This page is for capturing the discussion around updating the workflow for value set definition creation.
Observations
- LexEVS model and implementation are more complex than requirements of most NCI value sets
- NCI Thesaurus may have enough assertions to adequately describe value sets without external modeling
Meeting Minutes
Value set requirements gathered through meetings with the NCI stakeholders. Minutes from the meetings are here:
- LexEVS Meeting Minutes - Value Set Architecture Planning Session - 2017.01.06
- LexEVS Meeting Minutes - Value Set Architecture Planning Session - 2017.01.09
- LexEVS Meeting Minutes - Value Set Architecture Planning Session - 2017.01.19
- LexEVS Meeting Minutes - Value Set Architecture Planning Session - 2017.02.21
- LexEVS Meeting Minutes - Value Set Architecture Planning Session - 2017.03.02
- LexEVS Meeting Minutes - Value Set Architecture Planning Session - 2017.03.27
- LexEVS Meeting Minutes - Value Set Architecture Planning Session - 2017.04.24
Requirements
Requirements for the new value set work flow architecture
Requirement | Priority | Notes |
---|---|---|
Better logging to help determine if there were any failures for resolving the 760+ value sets. | ||
Resolving all 760+ value sets should be able to finish over night (Rob). | ||
leafOnly=false
| 2017.04.24 VS Arch. Meeting |
Proposed or Possible Requirement | Priority | Notes | Is Requirement? (Yes/No) |
---|---|---|---|
Remove Dependency on value set definition files for NCIt defined Value Sets | There are still some value sets that need to be approached with the old value set method. | yes | |
Generate All NCIt sourced value set coding schemes from NCIt source in LexEVS (DB) | There are still some value sets that need to be approached with the old value set method. | yes | |
Generate value set URI from NCIt source based on source and hard coded structures. | - There is information of the agency is in the annotation on that concept. This information can be used to create the unique URI that represents the agency. | yes | |
(Browser) Auto generate value set definitions from the NCIT source |
| yes | |
Resolve discrepancies between number of value set definition files and value sets defined in NCIt | This is not necessary | no | |
Maintain value set functionality for those few value set definitions which define leafOnly as false | yes | ||
Provide acceptable substitutions for value set URI's and other metadata that is defined in the source (List in other rows as necessary) | yes | ||
Maintain Resolved Value Set Coding Scheme API as interface |
| yes | |
Provide concurrent value set loading capability | This was originally a suggestion on how to speed the load up.
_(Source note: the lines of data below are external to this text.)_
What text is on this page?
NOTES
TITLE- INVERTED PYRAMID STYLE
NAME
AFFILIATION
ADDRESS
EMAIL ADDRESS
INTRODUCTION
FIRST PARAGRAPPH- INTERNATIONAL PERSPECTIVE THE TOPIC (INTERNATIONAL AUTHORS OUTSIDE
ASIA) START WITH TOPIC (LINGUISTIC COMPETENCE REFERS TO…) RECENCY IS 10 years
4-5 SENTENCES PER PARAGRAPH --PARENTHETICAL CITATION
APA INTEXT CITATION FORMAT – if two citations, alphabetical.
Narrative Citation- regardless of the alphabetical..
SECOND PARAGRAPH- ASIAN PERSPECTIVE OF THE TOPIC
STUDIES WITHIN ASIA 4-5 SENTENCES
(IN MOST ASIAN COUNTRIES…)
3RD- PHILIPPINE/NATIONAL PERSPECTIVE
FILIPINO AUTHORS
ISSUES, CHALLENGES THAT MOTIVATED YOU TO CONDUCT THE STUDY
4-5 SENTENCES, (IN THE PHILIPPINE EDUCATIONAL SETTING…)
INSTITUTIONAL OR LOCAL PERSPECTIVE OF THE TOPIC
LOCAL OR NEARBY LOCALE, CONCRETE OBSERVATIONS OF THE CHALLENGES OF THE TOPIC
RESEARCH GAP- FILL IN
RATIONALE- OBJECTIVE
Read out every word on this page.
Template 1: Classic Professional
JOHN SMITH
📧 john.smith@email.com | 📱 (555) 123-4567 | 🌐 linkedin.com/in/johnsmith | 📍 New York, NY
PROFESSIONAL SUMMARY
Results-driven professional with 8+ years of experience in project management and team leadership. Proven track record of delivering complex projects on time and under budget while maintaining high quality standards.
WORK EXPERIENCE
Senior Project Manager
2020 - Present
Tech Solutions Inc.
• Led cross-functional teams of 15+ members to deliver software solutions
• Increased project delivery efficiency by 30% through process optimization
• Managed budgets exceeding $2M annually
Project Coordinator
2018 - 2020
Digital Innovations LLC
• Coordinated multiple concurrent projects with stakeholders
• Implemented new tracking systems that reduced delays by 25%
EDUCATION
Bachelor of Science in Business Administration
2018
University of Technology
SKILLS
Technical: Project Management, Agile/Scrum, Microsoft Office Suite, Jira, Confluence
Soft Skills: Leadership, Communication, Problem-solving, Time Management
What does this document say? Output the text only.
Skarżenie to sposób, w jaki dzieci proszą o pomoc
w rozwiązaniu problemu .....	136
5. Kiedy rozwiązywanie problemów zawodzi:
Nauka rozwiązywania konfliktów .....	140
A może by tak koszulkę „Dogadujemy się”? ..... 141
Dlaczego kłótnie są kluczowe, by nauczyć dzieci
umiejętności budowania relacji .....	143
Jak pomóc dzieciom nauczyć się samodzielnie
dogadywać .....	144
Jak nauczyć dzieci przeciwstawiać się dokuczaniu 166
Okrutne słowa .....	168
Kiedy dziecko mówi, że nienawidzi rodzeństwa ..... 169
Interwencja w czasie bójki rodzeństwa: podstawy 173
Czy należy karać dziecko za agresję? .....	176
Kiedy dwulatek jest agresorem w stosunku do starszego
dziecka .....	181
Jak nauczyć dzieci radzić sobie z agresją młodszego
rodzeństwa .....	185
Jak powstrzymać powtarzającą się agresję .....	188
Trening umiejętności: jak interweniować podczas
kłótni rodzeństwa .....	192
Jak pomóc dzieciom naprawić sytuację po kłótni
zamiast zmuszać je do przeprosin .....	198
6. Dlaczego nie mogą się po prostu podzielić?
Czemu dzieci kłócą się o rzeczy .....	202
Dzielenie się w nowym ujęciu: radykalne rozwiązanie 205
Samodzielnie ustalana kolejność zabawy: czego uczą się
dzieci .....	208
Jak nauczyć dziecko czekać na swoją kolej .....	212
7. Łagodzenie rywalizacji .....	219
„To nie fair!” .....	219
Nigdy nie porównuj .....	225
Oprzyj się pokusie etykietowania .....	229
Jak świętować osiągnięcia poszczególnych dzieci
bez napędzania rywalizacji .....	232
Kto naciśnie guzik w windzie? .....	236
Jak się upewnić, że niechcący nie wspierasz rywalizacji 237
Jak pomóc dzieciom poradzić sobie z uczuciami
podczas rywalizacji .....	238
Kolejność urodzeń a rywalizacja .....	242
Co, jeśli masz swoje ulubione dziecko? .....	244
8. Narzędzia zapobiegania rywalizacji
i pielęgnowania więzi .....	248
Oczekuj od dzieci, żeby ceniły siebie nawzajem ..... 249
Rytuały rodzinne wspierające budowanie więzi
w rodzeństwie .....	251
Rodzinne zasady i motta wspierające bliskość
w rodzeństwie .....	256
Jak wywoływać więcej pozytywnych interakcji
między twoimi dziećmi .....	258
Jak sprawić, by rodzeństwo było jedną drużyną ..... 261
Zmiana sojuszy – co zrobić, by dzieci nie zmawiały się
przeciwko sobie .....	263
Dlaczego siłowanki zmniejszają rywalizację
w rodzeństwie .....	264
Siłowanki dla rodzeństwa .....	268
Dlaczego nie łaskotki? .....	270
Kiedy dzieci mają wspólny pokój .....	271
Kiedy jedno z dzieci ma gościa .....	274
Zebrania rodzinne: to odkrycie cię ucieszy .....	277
This could still be a possibility that we should look at going forward, | no | |
Provide programmatic access to value set definition XML files | We need efficient way to retrieve this day (Kim)
| no | |
Do we need to define A8 as an association each time | no | ||
(Browser) Provide efficient way to retrieve label (URI) and version of all resolved value set coding schemes |
| yes | |
(Browser) Efficient resolution of VS graphs as it pertains to hierarchies | Seconds | yes | |
(Browser) Efficient results to VS resolutions | sub second for most | yes | |
(Browser) Efficient retrieval VS definition metadata resolution calls. Faster queries against the definitions themselves. | 1 second or less | yes | |
(Browser) Efficient search by code or name - query for value set that this concept matches | This needs further definition/discussion with Kim. Kim's notes: Search value sets by code or name that matches with any member (concept) of a value set using a user-specified (exactMatch, startsWith, or contains) algorithm. | yes | |
(Browser) Source specific information - need to call LexEVS API for each vs Iterator without having to further query | Kim mentioned this when you click the value set button. Needs further definition and investigation. Kim's notes: Provide source specific value set resolution data through an iterator. Formats: (Case 1) Value sets with a non-NCIt default coding scheme (e.g., NDF-RT). Code Preferred Name Coding Scheme Name, Namespace
(Case 2) Value sets with a NCIt default coding scheme and has no non-NCI supportedSource, NCIt Concept Code NCIt Preferred Term NCIt Synonyms NCIt Definition
(Case 3) Value sets with a NCIt default coding scheme and has at least one non-NCI supportedSource (e.g., FDA), NCIt Concept Code Source Name (e.g., FDA Name) NCIt Preferred Term NCIt Synonyms Source Definition (e.g., FDA Definition) NCIt Definition
(Note: If there are multiple supportedSource, then use the first supportedSource.)
| yes | |
Build source (i.e., standards authority) view and terminology view of value set hierarchy efficiently from the NCIt Source, the NDFRT source and value set definitions as they exist the database. | We need to understand the values and procedures needed to support this better First, a terminology Termonilogy_Value_set.owl is constructed for supporting the creation of value set hierarchies. Each concept in the Termonilogy_Value_set terminology is assigned a unique TVS code, for example, TVS_FDA (see below). The hierarchical relationship among concepts in the Termonilogy_Value_set is uniquely defined by the subClassOf relationship. One can view this hierarchical structure as a graph with each node representing a bin which holds value sets. Value sets are placed into these bins in accordance with the value of the source tag as appearing in its corresponding value set definition xml file. For example, the value set, FDA CDRH GUDID Terminology, will be placed into the bin with an id or tag called TVS_CDRH_GUID_Component because in the XML file, there is a source tag with value TVS_CDRH_GUID_Component: <source>TVS_CDRH_GUID_Component</source> Note that a value set can be placed into multiple bins.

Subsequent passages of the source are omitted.